There’s also another sport reference that’s useful to contemplate, this isn’t part of the psychology or self discipline/self management ethos and theme already discussed, it’s part of the “do less win more” trader philosophy. Football again provides perhaps the best example..
You don’t have to be a regular at sports betting to realise that this season the top teams in the top European leagues will win more games than they lose. Whether that’s Barcelona, Real Madrid, the two Milan teams, Bayern Munich or Manchester United. But let’s look in isolation at Manchester United. By their own stellar standards it’s not been a great season so far, they’ve failed to qualify for the next round of the European Champions League and they’re currently second in their respective league to their nearest City rivals.

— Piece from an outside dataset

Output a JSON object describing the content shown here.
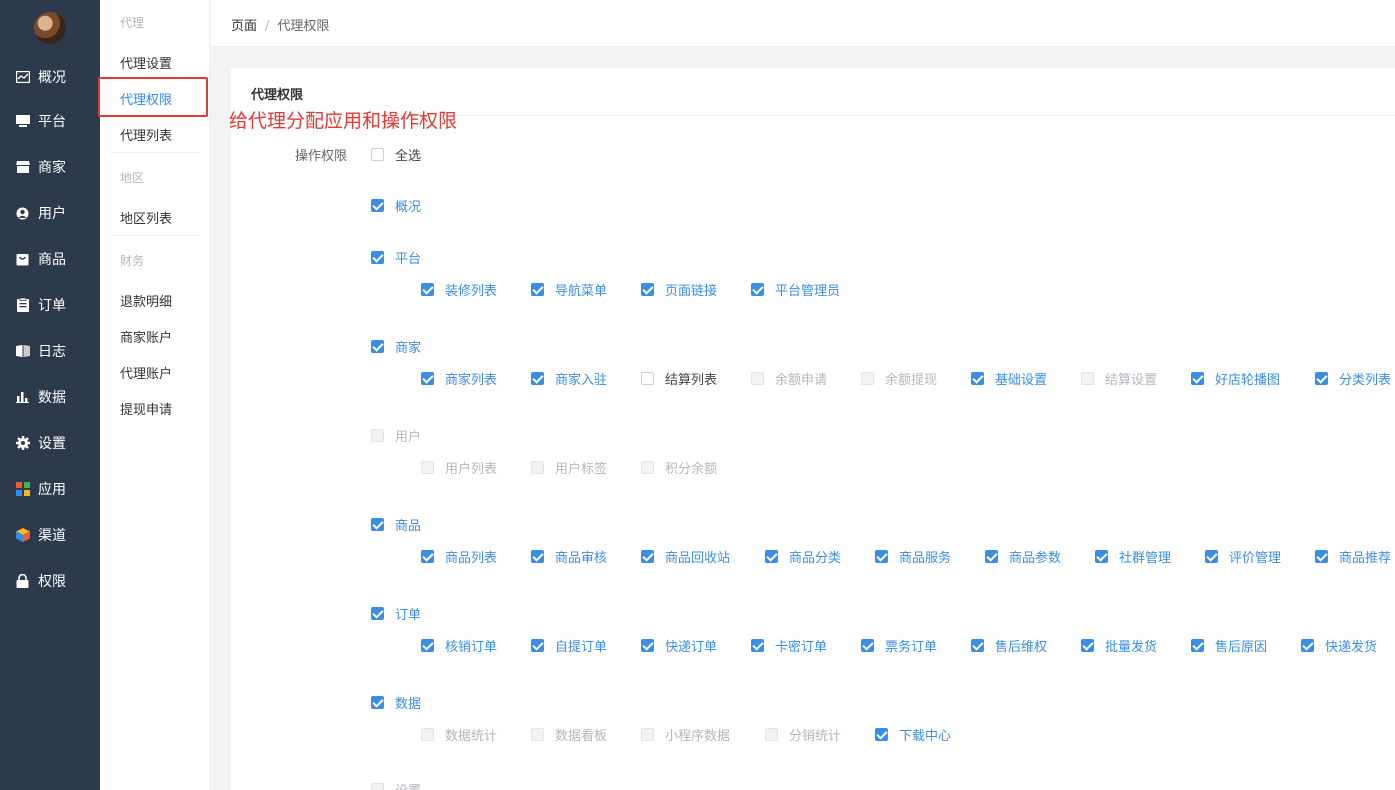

The measurement and metric adopted for some time was that a championship winning team could only afford to lose 2-3 games a season to be in with a sporting chance of winning the league, indeed an Arsenal team surpassed this in 2003-2004 by remaining unbeaten in their league throughout the season. With three defeats already this season and just over half the season played, Manchester United have (theoretically) already used up their losing game ‘allowance’ and can afford no more slip ups.

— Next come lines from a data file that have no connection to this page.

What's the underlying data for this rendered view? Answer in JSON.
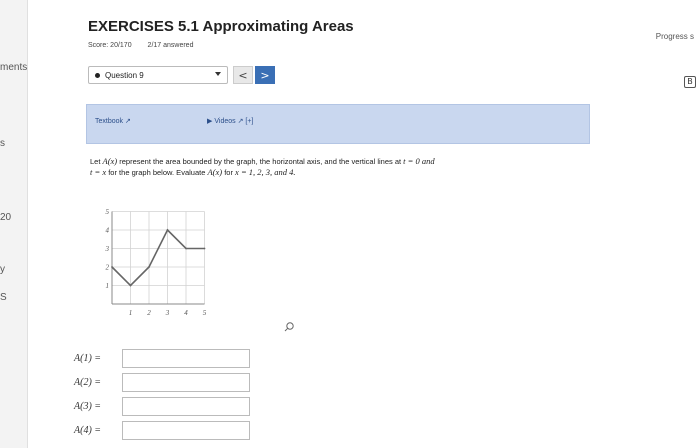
{
  "sidebar": {
    "items": [
      {
        "label": "ments"
      },
      {
        "label": "s"
      },
      {
        "label": "20"
      },
      {
        "label": "y"
      },
      {
        "label": "S"
      }
    ]
  },
  "header": {
    "title": "EXERCISES 5.1 Approximating Areas",
    "score": "Score: 20/170",
    "answered": "2/17 answered",
    "progress": "Progress s"
  },
  "question_nav": {
    "selected": "Question 9",
    "prev": "<",
    "next": ">"
  },
  "right_icon": "B",
  "resources": {
    "textbook": "Textbook",
    "videos": "Videos",
    "videos_extra": "[+]"
  },
  "prompt": {
    "p1": "Let ",
    "Ax": "A(x)",
    "p2": " represent the area bounded by the graph, the horizontal axis, and the vertical lines at ",
    "t": "t",
    "eq0": " = 0 and",
    "t2": "t",
    "eqx": " = x",
    "p3": " for the graph below. Evaluate ",
    "Ax2": "A(x)",
    "p4": " for ",
    "x": "x",
    "p5": " = 1, 2, 3, and 4."
  },
  "chart_data": {
    "type": "line",
    "x": [
      0,
      1,
      2,
      3,
      4,
      5
    ],
    "y": [
      2,
      1,
      2,
      4,
      3,
      3
    ],
    "xlim": [
      0,
      5
    ],
    "ylim": [
      0,
      5
    ],
    "xticks": [
      "1",
      "2",
      "3",
      "4",
      "5"
    ],
    "yticks": [
      "1",
      "2",
      "3",
      "4",
      "5"
    ],
    "grid": true,
    "color": "#666666"
  },
  "answers": [
    {
      "label": "A(1) =",
      "value": ""
    },
    {
      "label": "A(2) =",
      "value": ""
    },
    {
      "label": "A(3) =",
      "value": ""
    },
    {
      "label": "A(4) =",
      "value": ""
    }
  ]
}
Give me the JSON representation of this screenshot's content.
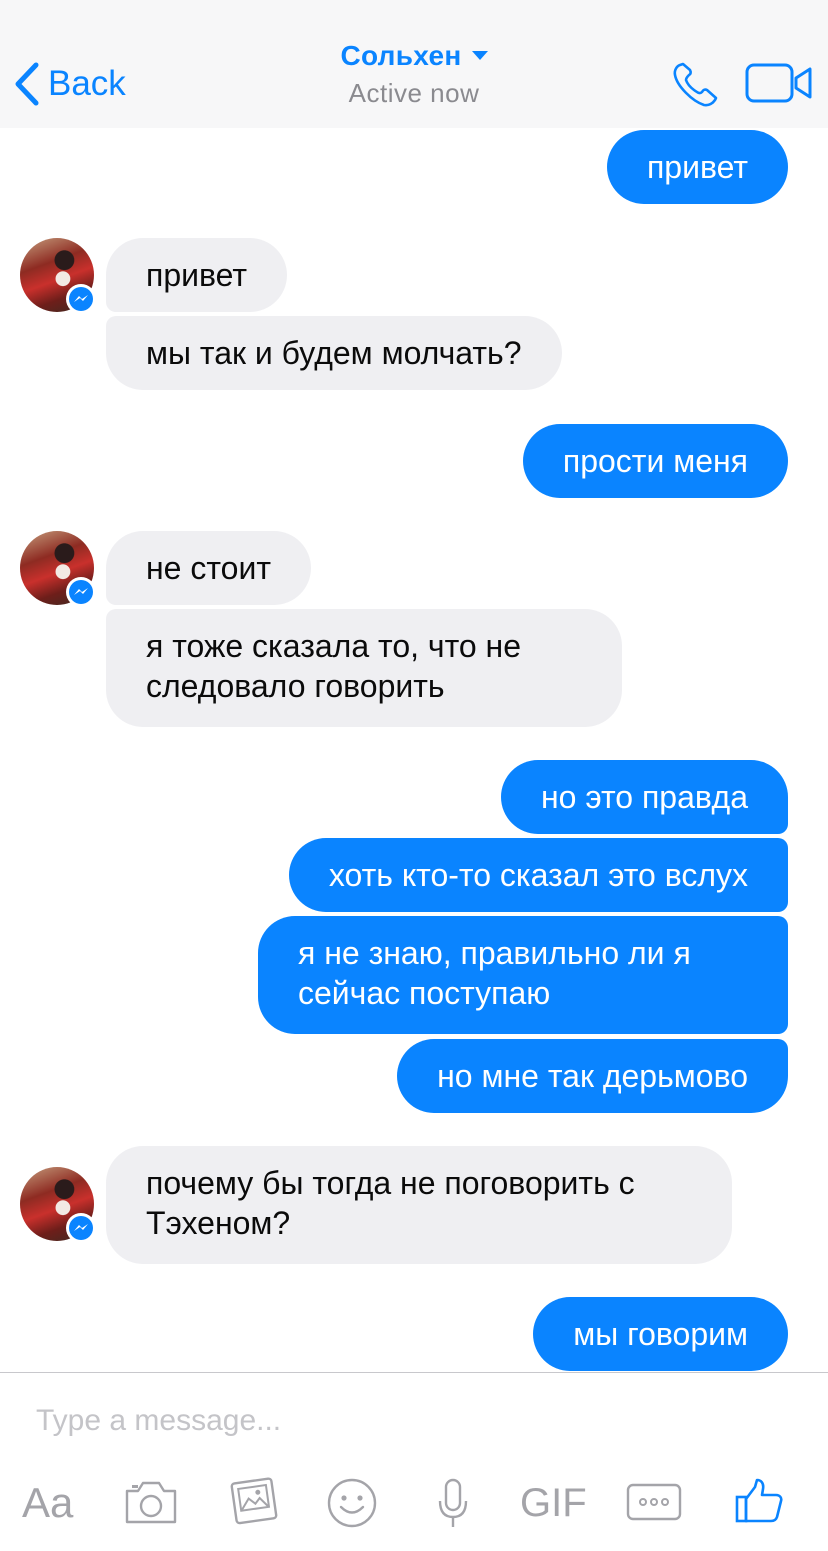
{
  "header": {
    "back_label": "Back",
    "title": "Сольхен",
    "subtitle": "Active now",
    "accent_color": "#0a84ff"
  },
  "messages": [
    {
      "id": "m1",
      "direction": "outgoing",
      "text": "привет"
    },
    {
      "id": "m2",
      "direction": "incoming",
      "text": "привет"
    },
    {
      "id": "m3",
      "direction": "incoming",
      "text": "мы так и будем молчать?"
    },
    {
      "id": "m4",
      "direction": "outgoing",
      "text": "прости меня"
    },
    {
      "id": "m5",
      "direction": "incoming",
      "text": "не стоит"
    },
    {
      "id": "m6",
      "direction": "incoming",
      "text": "я тоже сказала то, что не следовало говорить"
    },
    {
      "id": "m7",
      "direction": "outgoing",
      "text": "но это правда"
    },
    {
      "id": "m8",
      "direction": "outgoing",
      "text": "хоть кто-то сказал это вслух"
    },
    {
      "id": "m9",
      "direction": "outgoing",
      "text": "я не знаю, правильно ли я сейчас поступаю"
    },
    {
      "id": "m10",
      "direction": "outgoing",
      "text": "но мне так дерьмово"
    },
    {
      "id": "m11",
      "direction": "incoming",
      "text": "почему бы тогда не поговорить с Тэхеном?"
    },
    {
      "id": "m12",
      "direction": "outgoing",
      "text": "мы говорим"
    }
  ],
  "composer": {
    "placeholder": "Type a message...",
    "text_tool_label": "Aa",
    "gif_label": "GIF",
    "tools": [
      "text-icon",
      "camera-icon",
      "gallery-icon",
      "emoji-icon",
      "microphone-icon",
      "gif-icon",
      "more-icon",
      "like-icon"
    ]
  }
}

However, the game has moved on over recent years, the league winners now generally go for the win more than in previous eras. The lure of three points as opposed to one for a draw has to a certain degree caused more of an accent on positive risk play.
Whilst we could once again draw parallels between this and trading there’s also another aspect worth considering. Imagine you’re a sports betting fan, rather than bet on the outcome of an individual game could you bet on your belief that (based on recent performances) Manchester United are going to win more games this season than they’ll lose..?

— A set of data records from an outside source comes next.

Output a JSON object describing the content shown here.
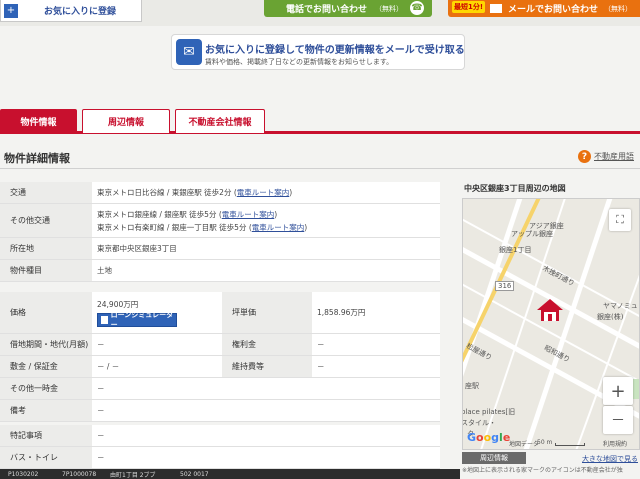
{
  "header": {
    "favorite_label": "お気に入りに登録",
    "favorite_plus": "+",
    "phone_label": "電話でお問い合わせ",
    "phone_note": "（無料）",
    "mail_badge": "最短1分!",
    "mail_label": "メールでお問い合わせ",
    "mail_note": "（無料）"
  },
  "promo": {
    "title": "お気に入りに登録して物件の更新情報をメールで受け取る",
    "subtitle": "賃料や価格、掲載終了日などの更新情報をお知らせします。"
  },
  "tabs": [
    {
      "label": "物件情報",
      "active": true
    },
    {
      "label": "周辺情報",
      "active": false
    },
    {
      "label": "不動産会社情報",
      "active": false
    }
  ],
  "section_title": "物件詳細情報",
  "help_label": "不動産用語",
  "details": [
    {
      "label": "交通",
      "lines": [
        {
          "text": "東京メトロ日比谷線 / 東銀座駅 徒歩2分",
          "link": "電車ルート案内"
        }
      ]
    },
    {
      "label": "その他交通",
      "lines": [
        {
          "text": "東京メトロ銀座線 / 銀座駅 徒歩5分",
          "link": "電車ルート案内"
        },
        {
          "text": "東京メトロ有楽町線 / 銀座一丁目駅 徒歩5分",
          "link": "電車ルート案内"
        }
      ]
    },
    {
      "label": "所在地",
      "lines": [
        {
          "text": "東京都中央区銀座3丁目",
          "link": ""
        }
      ]
    },
    {
      "label": "物件種目",
      "lines": [
        {
          "text": "土地",
          "link": ""
        }
      ]
    }
  ],
  "price": {
    "price_label": "価格",
    "price_value": "24,900万円",
    "loan_button": "ローンシミュレーター",
    "tsubo_label": "坪単価",
    "tsubo_value": "1,858.96万円"
  },
  "price_rows": [
    {
      "l1": "借地期間・地代(月額)",
      "v1": "－",
      "l2": "権利金",
      "v2": "－"
    },
    {
      "l1": "敷金 / 保証金",
      "v1": "－ / －",
      "l2": "維持費等",
      "v2": "－"
    },
    {
      "l1": "その他一時金",
      "v1": "－",
      "l2": "",
      "v2": ""
    },
    {
      "l1": "備考",
      "v1": "－",
      "l2": "",
      "v2": ""
    }
  ],
  "extra_rows": [
    {
      "label": "特記事項",
      "value": "－"
    },
    {
      "label": "バス・トイレ",
      "value": "－"
    }
  ],
  "map": {
    "title": "中央区銀座3丁目周辺の地図",
    "labels": [
      "アップル銀座",
      "アジア銀座",
      "銀座1丁目",
      "316",
      "木挽町通り",
      "ヤマノミュ",
      "銀座(株)",
      "松屋通り",
      "座駅",
      "place pilates[旧",
      "スタイル・",
      "タ",
      "昭和通り"
    ],
    "google": "Google",
    "map_data": "地図データ",
    "scale": "50 m",
    "terms": "利用規約",
    "zoom_in": "+",
    "zoom_out": "－",
    "fullscreen": "⛶"
  },
  "below_map": {
    "nearby_button": "周辺情報",
    "big_map_link": "大きな地図で見る",
    "note": "※地図上に表示される家マークのアイコンは不動産会社が独"
  },
  "status_bar": [
    "P1030202",
    "7P1000078",
    "由町1丁目 2ブブ",
    "502 0017"
  ],
  "colors": {
    "accent": "#c8102e",
    "brand_blue": "#2f63b7",
    "phone_green": "#6aa333",
    "mail_orange": "#e9710f"
  }
}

If for example there was support, resistance and a 200 moving average for their performance similar to our charting packages then United would in theory be above the 200 MA for the majority if not all of the season, so we’d surely bet every game that they’ll win. We could bet ‘clever’ and choose the best odds, and with modern day betting platforms you could bet on them winning every time they’re behind in a game as statistically, measured over a season, they’ll win more than they’ll lose.
Now we accept that our spreads on, for example, the loonie are an entirely different concept to the odds you’ll get in a football match, but surely the comparison holds true. If as a forex trader we only trade one security, the most liquid – EUR/USD and only ever go long each time our set up occurs above the 200 MA, or short below the 200 MA, then the likelihood is we’ll finish winners measured over our season, January to January.
Perhaps we should all trade with one eye on the length of our season, even committed day traders would perhaps do well to keep an eye on the bigger picture and trade with the trend. Similar to the big clubs, the best teams in the European leagues we know that, measured over a season, the probability is they’ll win more than they’ll lose. If we ‘place our bets’ above or below certain major trend lines, the euro winning or losing, then perhaps our pip gain would increase. We’ll never ‘do an Arsenal’ but doing a Manchester United, using increased predictability and probability to be on the winning side more often than not, is very achievable.